When is someone going to ask Mayor Anthony Foxx about the jobs lost on his watch?

Tim Newman wants to know, and so do I.

"Hey Mayor Foxx when you create a job call me... otherwise go to the place you deserve... that would be Hell," someone posted on Newman's Facebook page. At least that's what WBTV reported.

I don't know about sending Foxx to Hell over Charlotte's job creation situation, but so far, Newman, the disgraced and recently demoted former CEO of the Charlotte Regional Visitors Authority, is the only person I know of willing to publicly ask Foxx tough questions about job creation. (Newman claims someone else posted the statement after stealing his cell phone, which he has since gotten back.)

Foxx and his opponent, Scott Stone, are battling over how many jobs Foxx has created, which cracks me up. This has mostly been caused by the local media allowing Foxx to mouth off about creating 12,000 jobs without fact-checking him on it.

I suspect the local media lets Foxx get away with distorting the truth because no one wants to take an honest look at how devastated the Charlotte jobs market really is. To call Foxx on the carpet, they'd have to print the truth about the tens of thousands of jobs Charlotte has lost that haven't come back. No one wants to do that with the Democratic National Convention coming and Charlotte about to be featured on a national stage.

Whatever the case, if Foxx is going to take credit for creating jobs — a laughable claim for a part-time mayor — then he must also take credit for the loss of jobs on his watch, because thousands have disappeared.
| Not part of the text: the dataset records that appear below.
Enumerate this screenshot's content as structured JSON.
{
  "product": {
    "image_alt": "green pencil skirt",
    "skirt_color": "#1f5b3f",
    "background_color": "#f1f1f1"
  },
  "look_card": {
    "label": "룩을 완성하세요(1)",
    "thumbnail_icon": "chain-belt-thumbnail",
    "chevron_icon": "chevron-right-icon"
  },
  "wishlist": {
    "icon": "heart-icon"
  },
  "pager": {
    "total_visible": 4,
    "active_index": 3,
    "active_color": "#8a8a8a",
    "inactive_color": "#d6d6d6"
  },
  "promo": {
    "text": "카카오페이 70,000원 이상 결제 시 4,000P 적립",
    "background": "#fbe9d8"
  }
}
When Foxx took office in 2009, as the Charlotte Observer reported last week, just under 311,000 people in Charlotte had jobs. Last month, 315,140 people did. That makes it look like 4,000 jobs have been added. What the Observer didn't report is that in May 2010, employment hit a high of 318,278 before plunging again on Foxx's watch, according to the state employment commission website.

A better question to ask the mayor would be where the 3,000 jobs that were lost on his watch went. Or why, if job creation is going so smashingly under Foxx, we were back down to a total of 311,000 people employed in Charlotte in January, exactly where we started when he took office.

The answer is that this is just the natural fluctuation of a few thousand jobs that has always happened in this market, even before the recession. Up or down, it has nothing to do with the mayor.

What is devastating is the actual jobs picture, the one no one here ever talks about publicly. Charlotte lost almost 30,000 jobs in the two years before Foxx took office and he and the rest of us are getting nowhere in replacing them, fluctuations of a few thousand jobs not withstanding. This is why we have a near 10-percent unemployment rate and an African-American unemployment rate of nearly twice that. And it's why the prospect of more bank layoffs is so devastating — because we already have an unemployment picture that is worse than the national average.

Worse yet, the jobs picture appears to be heading south again in Charlotte. Starting this March, there were fewer people employed in the city each month than during the same month last year. (The July jobs number hasn't been adjusted yet, so it's pretty useless.) Hopefully that's just another fluctuation, rather than a downward trend.

Maybe Foxx's 12,000 jobs will show up someday. They're mostly jobs that businesses promise to create in the future in exchange for millions in incentive money. Charlotte can't count on that. Sending Foxx and some guys from the Charlotte Chamber out to shake hands and deliver multimillion-dollar promises in exchange for creating a few hundred jobs at a time isn't going to cut it. Charlotte needs a hard-core recruitment plan for attracting entire new business sectors. Until we are willing to do something that makes us stand out — like offer the lowest tax rates in the Southeast instead of some of the highest, or drop kicking the income tax as a state — we will get nowhere.